[Dar Es Salaam, November 2022] For more than 10 years, Lightness Salema has been turning her passion for beekeeping into a way to alleviate poverty in Tanzania. That’s what her business, Dream Developers, is all about.
In 2011, while working in her former job as an engineer, Salema identified a critical opportunity to utilize her hobby of beekeeping to increase crop yields and help feed the people of her country. According to research published by Statista in 2022, about 1 in 10 Tanzanians face food instability. Salema wanted to help.
“Without bees, there’s no pollination for vegetables or fruits,” she explains. “There's no food.” She started out with only a few hives and a dream, and then began selling the honey she produced. And just like that, her business was born.
“I started my company Dream Developers with a vision of developing various dreams into realization, including my own,” Salema explains. “And my dream was to do beekeeping.”
This dream was taken to the next level in 2019 when Salema joined the U.S. Department of State’s Academy for Women Entrepreneurs (AWE), which uses the DreamBuilder online learning platform developed by Arizona State University. This free, publicly accessible platform taught her core business skills like strategic planning, accounting and marketing.
On top of that, Salema became part of AWE’s expansive network of local business leaders, mentors and U.S. government exchange alumni, who taught and inspired her with their own business experience in Tanzania.

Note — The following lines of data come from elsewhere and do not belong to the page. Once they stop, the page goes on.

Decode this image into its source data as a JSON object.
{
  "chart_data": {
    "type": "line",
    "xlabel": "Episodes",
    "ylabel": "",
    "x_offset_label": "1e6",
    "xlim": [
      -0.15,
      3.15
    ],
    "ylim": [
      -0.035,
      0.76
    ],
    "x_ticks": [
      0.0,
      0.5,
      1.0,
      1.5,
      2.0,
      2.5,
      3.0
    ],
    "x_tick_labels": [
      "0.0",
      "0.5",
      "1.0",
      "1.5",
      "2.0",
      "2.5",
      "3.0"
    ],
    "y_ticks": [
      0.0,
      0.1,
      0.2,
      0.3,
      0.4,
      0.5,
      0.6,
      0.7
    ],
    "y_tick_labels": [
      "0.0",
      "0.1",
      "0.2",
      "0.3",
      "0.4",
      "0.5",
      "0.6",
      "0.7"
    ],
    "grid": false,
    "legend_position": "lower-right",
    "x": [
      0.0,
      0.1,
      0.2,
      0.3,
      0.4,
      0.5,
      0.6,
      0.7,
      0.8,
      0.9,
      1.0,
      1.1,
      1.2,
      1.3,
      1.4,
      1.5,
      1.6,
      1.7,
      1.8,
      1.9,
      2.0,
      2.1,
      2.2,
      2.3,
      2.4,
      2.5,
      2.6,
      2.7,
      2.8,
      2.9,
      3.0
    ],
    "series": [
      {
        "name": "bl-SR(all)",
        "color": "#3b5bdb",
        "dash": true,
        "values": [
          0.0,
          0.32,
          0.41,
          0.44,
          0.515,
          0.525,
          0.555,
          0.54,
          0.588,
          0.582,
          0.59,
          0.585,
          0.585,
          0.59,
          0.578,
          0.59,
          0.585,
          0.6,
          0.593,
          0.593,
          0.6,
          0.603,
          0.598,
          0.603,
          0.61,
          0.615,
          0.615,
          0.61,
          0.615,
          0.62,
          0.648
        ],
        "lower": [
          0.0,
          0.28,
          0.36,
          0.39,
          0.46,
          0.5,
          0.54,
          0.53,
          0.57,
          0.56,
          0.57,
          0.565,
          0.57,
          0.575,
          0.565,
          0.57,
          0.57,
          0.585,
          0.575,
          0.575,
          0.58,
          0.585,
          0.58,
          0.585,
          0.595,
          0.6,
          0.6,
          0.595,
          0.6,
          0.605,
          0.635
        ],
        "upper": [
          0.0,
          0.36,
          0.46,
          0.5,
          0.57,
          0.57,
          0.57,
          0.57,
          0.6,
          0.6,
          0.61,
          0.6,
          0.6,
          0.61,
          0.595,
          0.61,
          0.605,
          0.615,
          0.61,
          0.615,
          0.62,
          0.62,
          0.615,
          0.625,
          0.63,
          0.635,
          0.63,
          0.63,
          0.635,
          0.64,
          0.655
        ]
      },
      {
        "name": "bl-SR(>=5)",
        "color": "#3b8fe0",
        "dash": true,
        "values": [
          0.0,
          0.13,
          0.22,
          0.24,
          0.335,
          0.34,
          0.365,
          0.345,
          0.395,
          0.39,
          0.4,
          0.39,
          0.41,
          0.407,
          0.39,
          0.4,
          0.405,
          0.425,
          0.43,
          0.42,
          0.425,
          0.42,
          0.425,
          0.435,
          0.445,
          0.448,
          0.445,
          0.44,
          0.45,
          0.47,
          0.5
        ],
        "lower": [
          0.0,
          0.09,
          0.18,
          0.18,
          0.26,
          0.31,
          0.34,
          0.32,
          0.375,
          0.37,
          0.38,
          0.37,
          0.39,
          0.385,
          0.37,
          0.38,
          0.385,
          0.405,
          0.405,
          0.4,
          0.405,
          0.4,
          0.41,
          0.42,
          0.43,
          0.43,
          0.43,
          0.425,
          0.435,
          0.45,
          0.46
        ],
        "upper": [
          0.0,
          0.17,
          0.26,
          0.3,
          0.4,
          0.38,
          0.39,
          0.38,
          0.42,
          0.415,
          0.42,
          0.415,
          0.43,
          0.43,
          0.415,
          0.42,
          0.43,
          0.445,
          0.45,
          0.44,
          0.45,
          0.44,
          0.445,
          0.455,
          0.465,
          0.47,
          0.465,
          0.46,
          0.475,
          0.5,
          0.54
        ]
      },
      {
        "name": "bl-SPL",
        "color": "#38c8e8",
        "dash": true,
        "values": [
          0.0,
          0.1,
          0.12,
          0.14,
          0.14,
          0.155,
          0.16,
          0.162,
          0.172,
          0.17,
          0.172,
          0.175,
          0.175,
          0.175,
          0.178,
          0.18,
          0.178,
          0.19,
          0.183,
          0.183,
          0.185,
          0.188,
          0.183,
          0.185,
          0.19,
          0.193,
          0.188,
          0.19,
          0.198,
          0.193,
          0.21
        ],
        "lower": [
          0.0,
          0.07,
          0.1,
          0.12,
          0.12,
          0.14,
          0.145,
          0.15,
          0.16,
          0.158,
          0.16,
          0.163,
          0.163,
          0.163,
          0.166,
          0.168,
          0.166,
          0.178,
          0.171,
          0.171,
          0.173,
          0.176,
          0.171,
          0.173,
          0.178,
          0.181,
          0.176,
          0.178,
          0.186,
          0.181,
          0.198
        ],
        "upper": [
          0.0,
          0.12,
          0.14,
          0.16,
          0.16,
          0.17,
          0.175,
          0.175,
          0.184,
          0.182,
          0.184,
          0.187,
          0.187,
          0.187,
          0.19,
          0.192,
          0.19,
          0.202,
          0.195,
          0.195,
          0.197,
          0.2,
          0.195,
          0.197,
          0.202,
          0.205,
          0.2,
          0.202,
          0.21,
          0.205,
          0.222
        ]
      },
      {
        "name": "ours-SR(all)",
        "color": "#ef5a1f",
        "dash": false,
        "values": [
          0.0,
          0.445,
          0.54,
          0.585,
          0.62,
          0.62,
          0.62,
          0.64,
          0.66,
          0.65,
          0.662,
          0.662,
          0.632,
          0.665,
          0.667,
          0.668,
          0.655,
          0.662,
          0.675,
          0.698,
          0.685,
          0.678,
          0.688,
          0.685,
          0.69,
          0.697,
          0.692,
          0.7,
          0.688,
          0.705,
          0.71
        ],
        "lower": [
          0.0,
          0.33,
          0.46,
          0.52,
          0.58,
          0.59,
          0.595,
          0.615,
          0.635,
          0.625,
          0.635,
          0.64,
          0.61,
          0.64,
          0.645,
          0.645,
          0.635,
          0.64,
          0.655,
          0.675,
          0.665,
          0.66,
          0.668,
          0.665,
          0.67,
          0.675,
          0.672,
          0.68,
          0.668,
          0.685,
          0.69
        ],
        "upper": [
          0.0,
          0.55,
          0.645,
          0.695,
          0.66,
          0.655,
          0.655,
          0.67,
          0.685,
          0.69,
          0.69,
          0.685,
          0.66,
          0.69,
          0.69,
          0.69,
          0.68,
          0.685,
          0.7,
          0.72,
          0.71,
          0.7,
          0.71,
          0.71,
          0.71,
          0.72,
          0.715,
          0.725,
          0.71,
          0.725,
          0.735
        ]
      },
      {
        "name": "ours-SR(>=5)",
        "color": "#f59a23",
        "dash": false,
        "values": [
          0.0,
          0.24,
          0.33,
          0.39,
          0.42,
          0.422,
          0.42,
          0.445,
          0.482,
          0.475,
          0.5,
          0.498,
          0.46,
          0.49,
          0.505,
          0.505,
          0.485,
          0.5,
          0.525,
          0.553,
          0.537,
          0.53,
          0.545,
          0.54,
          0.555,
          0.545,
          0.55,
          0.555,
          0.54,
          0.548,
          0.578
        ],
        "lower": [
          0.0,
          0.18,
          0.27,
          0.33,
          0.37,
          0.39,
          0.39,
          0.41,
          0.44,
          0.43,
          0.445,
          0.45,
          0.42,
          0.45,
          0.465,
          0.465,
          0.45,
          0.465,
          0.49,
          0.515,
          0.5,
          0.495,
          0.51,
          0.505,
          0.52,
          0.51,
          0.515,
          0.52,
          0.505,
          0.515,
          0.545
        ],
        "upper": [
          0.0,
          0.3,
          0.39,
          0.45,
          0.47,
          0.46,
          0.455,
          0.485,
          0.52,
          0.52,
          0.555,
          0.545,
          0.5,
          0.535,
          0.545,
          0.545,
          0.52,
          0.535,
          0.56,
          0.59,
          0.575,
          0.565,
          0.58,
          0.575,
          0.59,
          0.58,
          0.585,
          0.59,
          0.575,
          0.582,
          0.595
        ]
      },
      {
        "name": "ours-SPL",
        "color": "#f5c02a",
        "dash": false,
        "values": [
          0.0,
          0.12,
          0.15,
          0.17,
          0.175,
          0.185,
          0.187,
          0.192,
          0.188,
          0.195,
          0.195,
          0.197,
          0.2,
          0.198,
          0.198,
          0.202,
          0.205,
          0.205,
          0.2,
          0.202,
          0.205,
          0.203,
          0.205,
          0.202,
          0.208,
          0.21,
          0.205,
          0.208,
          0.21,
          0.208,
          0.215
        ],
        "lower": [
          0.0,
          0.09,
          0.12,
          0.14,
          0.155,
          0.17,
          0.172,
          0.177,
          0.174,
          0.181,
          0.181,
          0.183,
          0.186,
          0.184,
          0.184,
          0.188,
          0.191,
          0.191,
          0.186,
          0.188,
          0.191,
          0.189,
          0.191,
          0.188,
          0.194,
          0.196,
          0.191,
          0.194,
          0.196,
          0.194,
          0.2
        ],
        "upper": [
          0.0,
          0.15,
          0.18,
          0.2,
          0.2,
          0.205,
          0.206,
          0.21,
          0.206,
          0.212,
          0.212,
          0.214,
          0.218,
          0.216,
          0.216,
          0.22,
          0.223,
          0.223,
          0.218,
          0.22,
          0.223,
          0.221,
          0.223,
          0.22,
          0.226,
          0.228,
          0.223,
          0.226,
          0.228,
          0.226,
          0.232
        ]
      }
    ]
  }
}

Salema says that her AWE experience “transformed” her. It boosted her ability to sell honey by helping her create a recognizable brand. A grant from the U.S. African Development Foundation, who partners with AWE to provide seed funding to alumnae, also helped her to develop packaging that is appealing and stands out to buyers.
“When people see my honey, they say it’s nice before even tasting it,” she explains. “It sells itself!”
After graduating from the AWE program, Salema has been busy as a bee - using her business to help others in the community. She identified an opportunity for Dream Developers to empower other women from rural mining communities with the skills and resources they needed to earn an additional source of income.
“I train them and give them a few hives,” Salema explains. “That way, they can start beekeeping as an alternative source of income for their families.”
So far, she has trained women from three rural regions throughout Tanzania in the art of apiculture. In the coming years, these women will have the opportunity to sell the honey they produce to Dream Developers in exchange for a steady income. In the next few years, Salema hopes to empower 1000 Tanzanian women to become beekeepers and find their own sweet success.
“When you’re keeping bees, it’s like you’re keeping the life of people,” she explains. “And, we get the product of honey out of a good deed!”
Salema will be presenting her business in the annual Woman Impact Summit, a global virtual summit celebrating women entrepreneurs all over the world from Nov 7-11, 2022. She is thrilled to have the opportunity to network with other women entrepreneurs and share about how AWE empowered her to make an impact in Tanzania.The Academy for Women Entrepreneurs was launched in 2019 by the U.S. Department of State, in partnership with the Thunderbird School of Global Management at Arizona State University. Since then, AWE has empowered an estimated 25,000 women in 100 countries with the knowledge, networks, and access they need to launch and scale successful businesses. AWE has operated in Tanzania since 2019, empowering nearly 150 women entrepreneurs like Salema.